To implement timer callbacks in such a loop, you just keep a priority queue of timers and process them on select timeouts or filedescriptor events.
The priority means it processes the file i/o before the timers, which in itself takes time, could result in GUI updates eventually resulting in GUI event handlers being run, or other tasks spending time servicing I/O.
The library is more or less doing
for(;;) {
timeout = calculate_min_timeout();
ret = select(...,timeout); //wait for a timeout event or filedescriptor events
if(ret > 0) {
process_readable_descriptors();
process_writable_descriptors();
}
process_timer_queue(); //scan through a timer priority queue and invoke callbacks
}
Because of the fact that the thread id inside the timer callback is the same as the creator thread I think that it is implemented somehow using signals.
When a signal is sent to a thread that thread's state is saved and the signal handler is called which then calls the event call back.
So the handler is called in the creator thread which is interrupted until the signal handler returns.
Maybe another thread waits for all timers using select() and if a timer expires it sends a signal to the thread the expired timer was created in.

Callbacks and Delays in a select/poll loop

One can use poll/select when writing a server that can service multiple clients all in the same thread. select and poll, however need a file descriptor to work. For this reason, I am uncertain how to perform simple asynchronous operations, like implementing a simple callback to break up a long running operation or a delayed callback without exiting the select/poll loop. How does one go about doing this? Ideally, I would like to do this without resorting to spawning new threads.

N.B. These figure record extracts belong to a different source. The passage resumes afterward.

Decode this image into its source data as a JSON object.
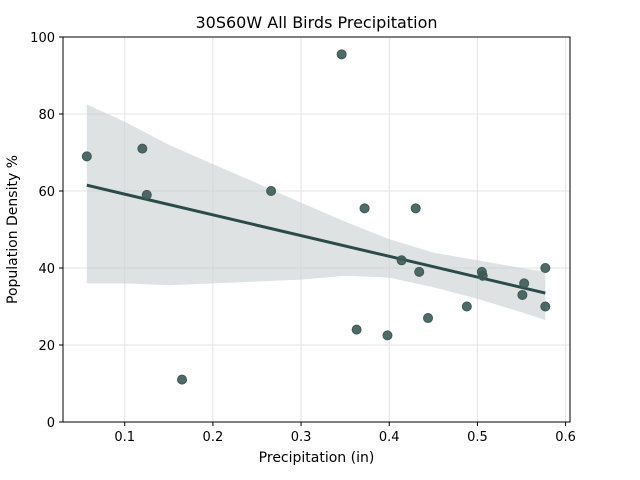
{
  "chart_data": {
    "type": "scatter",
    "title": "30S60W All Birds Precipitation",
    "xlabel": "Precipitation (in)",
    "ylabel": "Population Density %",
    "xlim": [
      0.03,
      0.605
    ],
    "ylim": [
      0,
      100
    ],
    "xticks": [
      0.1,
      0.2,
      0.3,
      0.4,
      0.5,
      0.6
    ],
    "xtick_labels": [
      "0.1",
      "0.2",
      "0.3",
      "0.4",
      "0.5",
      "0.6"
    ],
    "yticks": [
      0,
      20,
      40,
      60,
      80,
      100
    ],
    "ytick_labels": [
      "0",
      "20",
      "40",
      "60",
      "80",
      "100"
    ],
    "grid": true,
    "legend": "none",
    "colors": {
      "points": "#3d5a56",
      "line": "#2c4a48",
      "band": "#c8cfcf",
      "grid": "#e3e3e3"
    },
    "points": [
      {
        "x": 0.057,
        "y": 69
      },
      {
        "x": 0.12,
        "y": 71
      },
      {
        "x": 0.125,
        "y": 59
      },
      {
        "x": 0.165,
        "y": 11
      },
      {
        "x": 0.266,
        "y": 60
      },
      {
        "x": 0.346,
        "y": 95.5
      },
      {
        "x": 0.363,
        "y": 24
      },
      {
        "x": 0.372,
        "y": 55.5
      },
      {
        "x": 0.398,
        "y": 22.5
      },
      {
        "x": 0.414,
        "y": 42
      },
      {
        "x": 0.43,
        "y": 55.5
      },
      {
        "x": 0.434,
        "y": 39
      },
      {
        "x": 0.444,
        "y": 27
      },
      {
        "x": 0.488,
        "y": 30
      },
      {
        "x": 0.505,
        "y": 39
      },
      {
        "x": 0.506,
        "y": 38
      },
      {
        "x": 0.551,
        "y": 33
      },
      {
        "x": 0.553,
        "y": 36
      },
      {
        "x": 0.577,
        "y": 40
      },
      {
        "x": 0.577,
        "y": 30
      }
    ],
    "regression": {
      "x": [
        0.057,
        0.577
      ],
      "y": [
        61.5,
        33.5
      ]
    },
    "confidence_band": {
      "x": [
        0.057,
        0.1,
        0.15,
        0.2,
        0.25,
        0.3,
        0.35,
        0.4,
        0.45,
        0.5,
        0.55,
        0.577
      ],
      "upper": [
        82.5,
        78,
        72,
        67,
        62,
        57,
        52,
        47.5,
        44,
        42,
        40,
        39
      ],
      "lower": [
        36,
        36,
        35.5,
        36,
        36.5,
        37,
        38,
        37.5,
        35,
        32,
        28.5,
        26.5
      ]
    }
  }
}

In a nutshell, I am looking for a mechanism with which I can perform ALL asynchronous operations. The windows WaitForMultipleObjects or Symbian TRequestStatus seems a much more suited to generalized asynchronous operations.

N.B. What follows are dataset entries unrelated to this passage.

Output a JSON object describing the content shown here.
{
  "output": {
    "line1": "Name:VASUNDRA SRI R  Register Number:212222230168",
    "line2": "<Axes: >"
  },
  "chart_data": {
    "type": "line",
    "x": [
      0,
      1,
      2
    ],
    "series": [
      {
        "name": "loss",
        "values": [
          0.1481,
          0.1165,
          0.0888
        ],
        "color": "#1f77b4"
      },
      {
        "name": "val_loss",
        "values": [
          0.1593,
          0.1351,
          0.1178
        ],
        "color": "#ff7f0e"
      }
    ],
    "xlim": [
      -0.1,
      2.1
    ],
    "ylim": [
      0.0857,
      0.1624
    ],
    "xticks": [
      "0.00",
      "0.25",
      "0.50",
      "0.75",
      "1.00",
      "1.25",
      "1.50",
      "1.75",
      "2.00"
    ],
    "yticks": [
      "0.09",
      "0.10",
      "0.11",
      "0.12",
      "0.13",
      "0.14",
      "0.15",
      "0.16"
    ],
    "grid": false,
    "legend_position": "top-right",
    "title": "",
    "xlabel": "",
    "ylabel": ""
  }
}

For arbitrary callbacks, maintain a POSIX pipe (see pipe(2)). When you want to do a deferred call, write a struct consisting of a function pointer and optional context pointer to the write end. The read end is just another input for select. If it selects readable, read the same struct, and call the function with the context as argument.
For timed callbacks, maintain a list in order of due time. Entries in the list are structs of e.g. { due time (as interval since previous callback); function pointer; optional context pointer }. If this list is empty, block forever in select(). Otherwise, timeout when the first event is due. Before each call to select, recalculate the first event's due time.
Hide the details behind a reasonable interface.
select() and poll() are syscalls - it means that your program is calling OS kernel to do something and your program can do nothing while waiting for return from kernel, unless you use other thread.
Although select() and poll() are used for async I/O, these functions (syscalls) are not async - they will block (unless you specify some timeout) until there is something happened with the descriptor you are watching.
Best strategy would be to check descriptors time to time (specifying small timeout value), and if there is nothing, do what you want to do in idle time, otherwise process I/O.
You could take advantage of the timeout of select() or poll() to do your background stuff periodically:
for ( ;; ) {
...
int fds = select(<fds and timeout>);
if (fds < 0) {
<error occured>
} else if if (fds == 0) {
<handle timeout, do some background work.>
} else {
<handle the active file descriptors>
}
}
For an immediate callback using the select loop, one can use one of the special files like /dev/zero that are always active. The will allow select the exit soon but will allow other files to become active as well.
For timed delays, I can only thing of using the timeout on select.
Both of the above don't feel great, so please send better answers.